After making this statement, Zuckerberg pushed back on the US Congress’ claims that users do not have enough control of their personal data on Facebook.
Both these statements came in the wake of the privacy scandal at Facebook by the political consultancy Cambridge Analytica. Zuckerberg was called in for testimony on Wednesday at the US House of Representatives Energy and Commerce Committee.
He said, “Every time that someone chooses to share something on Facebook... there is a control. Right there. Not buried in the settings somewhere but right there.”
Appearing on his second day of the testimony, Zuckerberg took questions nearly for five hours in the US Senate hearing.
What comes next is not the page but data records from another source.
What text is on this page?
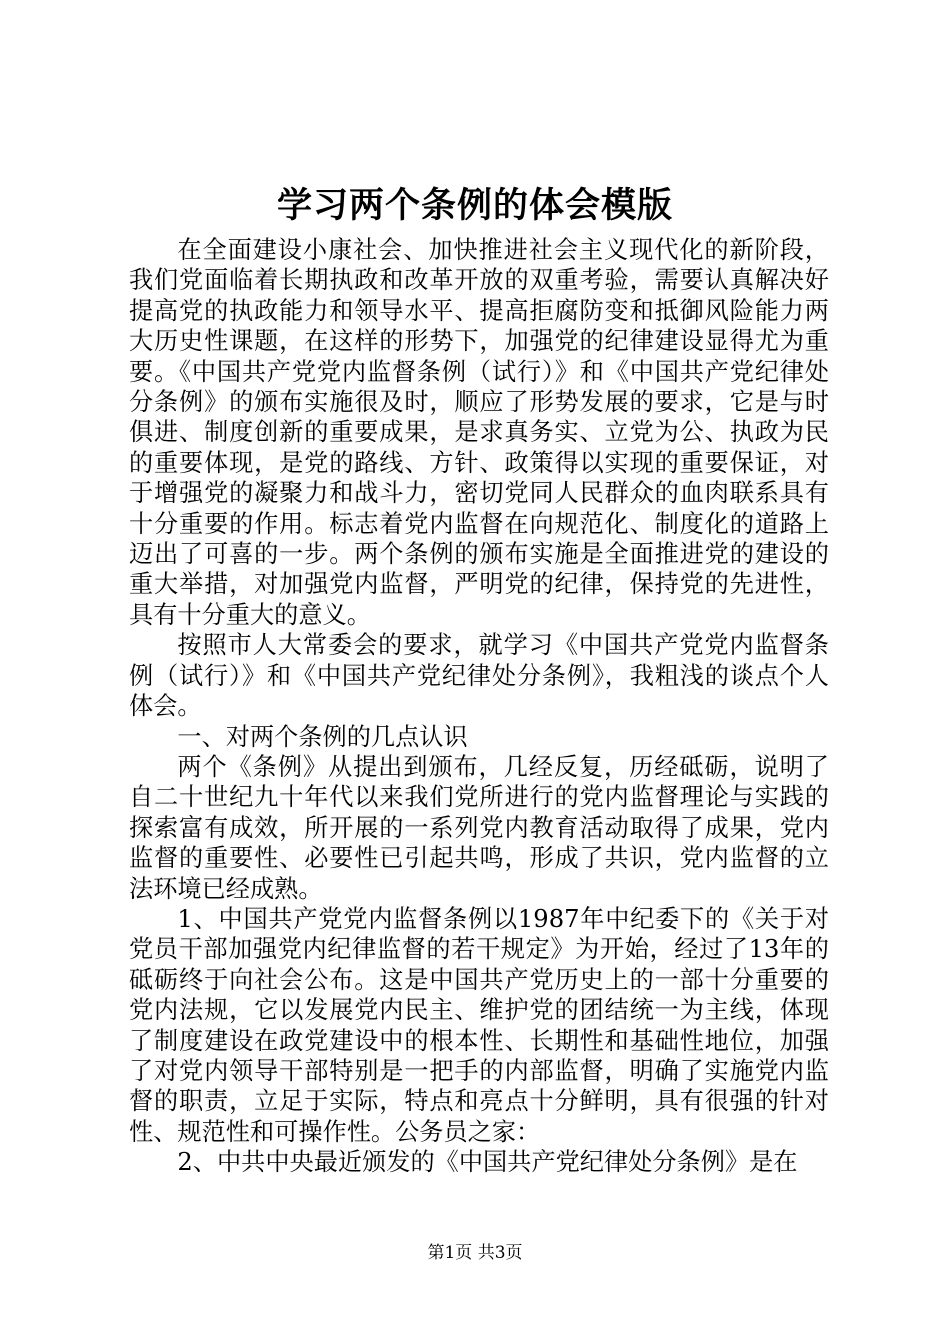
学习两个条例的体会模版

在全面建设小康社会、加快推进社会主义现代化的新阶段，我们党面临着长期执政和改革开放的双重考验，需要认真解决好提高党的执政能力和领导水平、提高拒腐防变和抵御风险能力两大历史性课题，在这样的形势下，加强党的纪律建设显得尤为重要。《中国共产党党内监督条例（试行）》和《中国共产党纪律处分条例》的颁布实施很及时，顺应了形势发展的要求，它是与时俱进、制度创新的重要成果，是求真务实、立党为公、执政为民的重要体现，是党的路线、方针、政策得以实现的重要保证，对于增强党的凝聚力和战斗力，密切党同人民群众的血肉联系具有十分重要的作用。标志着党内监督在向规范化、制度化的道路上迈出了可喜的一步。两个条例的颁布实施是全面推进党的建设的重大举措，对加强党内监督，严明党的纪律，保持党的先进性，具有十分重大的意义。

按照市人大常委会的要求，就学习《中国共产党党内监督条例（试行）》和《中国共产党纪律处分条例》，我粗浅的谈点个人体会。

一、对两个条例的几点认识

两个《条例》从提出到颁布，几经反复，历经砥砺，说明了自二十世纪九十年代以来我们党所进行的党内监督理论与实践的探索富有成效，所开展的一系列党内教育活动取得了成果，党内监督的重要性、必要性已引起共鸣，形成了共识，党内监督的立法环境已经成熟。

1、中国共产党党内监督条例以1987年中纪委下的《关于对党员干部加强党内纪律监督的若干规定》为开始，经过了13年的砥砺终于向社会公布。这是中国共产党历史上的一部十分重要的党内法规，它以发展党内民主、维护党的团结统一为主线，体现了制度建设在政党建设中的根本性、长期性和基础性地位，加强了对党内领导干部特别是一把手的内部监督，明确了实施党内监督的职责，立足于实际，特点和亮点十分鲜明，具有很强的针对性、规范性和可操作性。公务员之家：

2、中共中央最近颁发的《中国共产党纪律处分条例》是在

第1页 共3页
He refused to support any new legislation or change how the website does its business, thus foiling attempts to pin him down.
The internet mogul started the testimony with a public apology and took responsibility for failing to prevent Analytica from leaking the data of millions of its users.
Zuckerberg said that the social media platform did not take proper care of its users’ data and it was a huge mistake, adding that he was the one responsible because he started the website.
The 33-year-old said that whoever was behind this would get better at this, and hence it is the responsibility of Facebook to invest more into the social media giant so that the platform gets better.
He informed the US Congress that by the end of the year, over 20,000 people would be working on reviewing content and security across the company, adding that the company had started deploying new artificial intelligence tools in order to identify the fake accounts which might try to interfere and spread wrong information at the time of elections.
Zuckerberg’s two-day testimony ended on Wednesday.